Having been outbid on Russell Martin by the Pittsburgh Pirates, and losing out on the services of Jeff Keppinger and Eric Chavez to the White Sox and Diamondbacks, something in Yankee land just doesn’t seem right. We’ve grown accustom to the New York Yankees getting what they want, thus it’s surprising that they’ve struck out on re-signing two of their and giving way to the White Sox to acquire another target.
Daniel Barbarisi of the Wall Street Journal attempted to shed some light on Brian Cashman and the Yankees’ apparent inability to land any free agent targets. Barbarisi cited a quote from
the devil himself super agent Scott Boras that suggests Cashman showed up to the Winter Meetings in Nashville with his hands tied:
“He [Cashman] had indicated that right now, he’s working with ownership on getting advance authority. He really is not involved in a lot of dealing right now, but is doing due diligence to go back and meet with them about that.”
Boras’ claims were reportedly backed up by several people in the Yankees organization, according to Barbarisi. Although, it should be noted, one Yankee official downplayed the situation as a matter of the club lacking interest in available players:
“What does Scott Boras know? Are you kidding me?” the official said, arguing that Boras is trying to stir things up because he lacks good markets for his players. “The only reason that Cash didn’t have the authority at that point, if you want to use the word authority, is that he wasn’t making any offers, there was nobody out there that he thought, at these prices, that he should make offers on.”
Whether it’s a case of hamstrung general manager or a more carefully calculated approach to free agency, the Yankees bowing out of bidding on players that would fill their current needs is a bit of a game changer.
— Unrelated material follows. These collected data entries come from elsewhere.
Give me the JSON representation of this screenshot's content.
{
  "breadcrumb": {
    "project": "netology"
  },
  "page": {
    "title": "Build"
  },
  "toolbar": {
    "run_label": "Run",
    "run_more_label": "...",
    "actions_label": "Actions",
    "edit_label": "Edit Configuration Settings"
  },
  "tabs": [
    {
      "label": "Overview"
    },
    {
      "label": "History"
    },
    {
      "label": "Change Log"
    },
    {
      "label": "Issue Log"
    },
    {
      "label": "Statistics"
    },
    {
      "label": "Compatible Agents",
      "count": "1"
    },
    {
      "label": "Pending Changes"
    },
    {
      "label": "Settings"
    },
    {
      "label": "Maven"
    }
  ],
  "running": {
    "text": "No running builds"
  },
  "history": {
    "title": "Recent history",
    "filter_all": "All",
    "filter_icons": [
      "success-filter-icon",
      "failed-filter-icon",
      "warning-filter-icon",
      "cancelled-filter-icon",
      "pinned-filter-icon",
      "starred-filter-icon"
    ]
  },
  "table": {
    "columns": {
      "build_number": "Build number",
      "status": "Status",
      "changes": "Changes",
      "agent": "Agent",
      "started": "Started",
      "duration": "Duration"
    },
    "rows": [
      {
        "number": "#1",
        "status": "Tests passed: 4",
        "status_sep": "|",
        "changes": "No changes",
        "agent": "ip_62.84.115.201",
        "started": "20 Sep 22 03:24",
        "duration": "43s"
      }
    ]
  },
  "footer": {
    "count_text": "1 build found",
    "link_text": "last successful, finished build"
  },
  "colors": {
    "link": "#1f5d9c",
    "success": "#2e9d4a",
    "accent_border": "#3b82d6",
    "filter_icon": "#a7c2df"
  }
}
The Yankees reportedly have a $12 million offer on the table for Kevin Youkilis, whom if they fail to land then they may be forced to bring Scott Brosius out of retirement to play third base. Mark Reynolds and Jack Hannahan represent what’s left in a thinned out third base market beyond Youkilis, neither of which make for an optimal play as an everyday player. Barbarisi notes that the Yankees intend to get their payroll under $189 for 2014, but it would seem most un-Yankee like to do while sacrificing competitiveness on the field.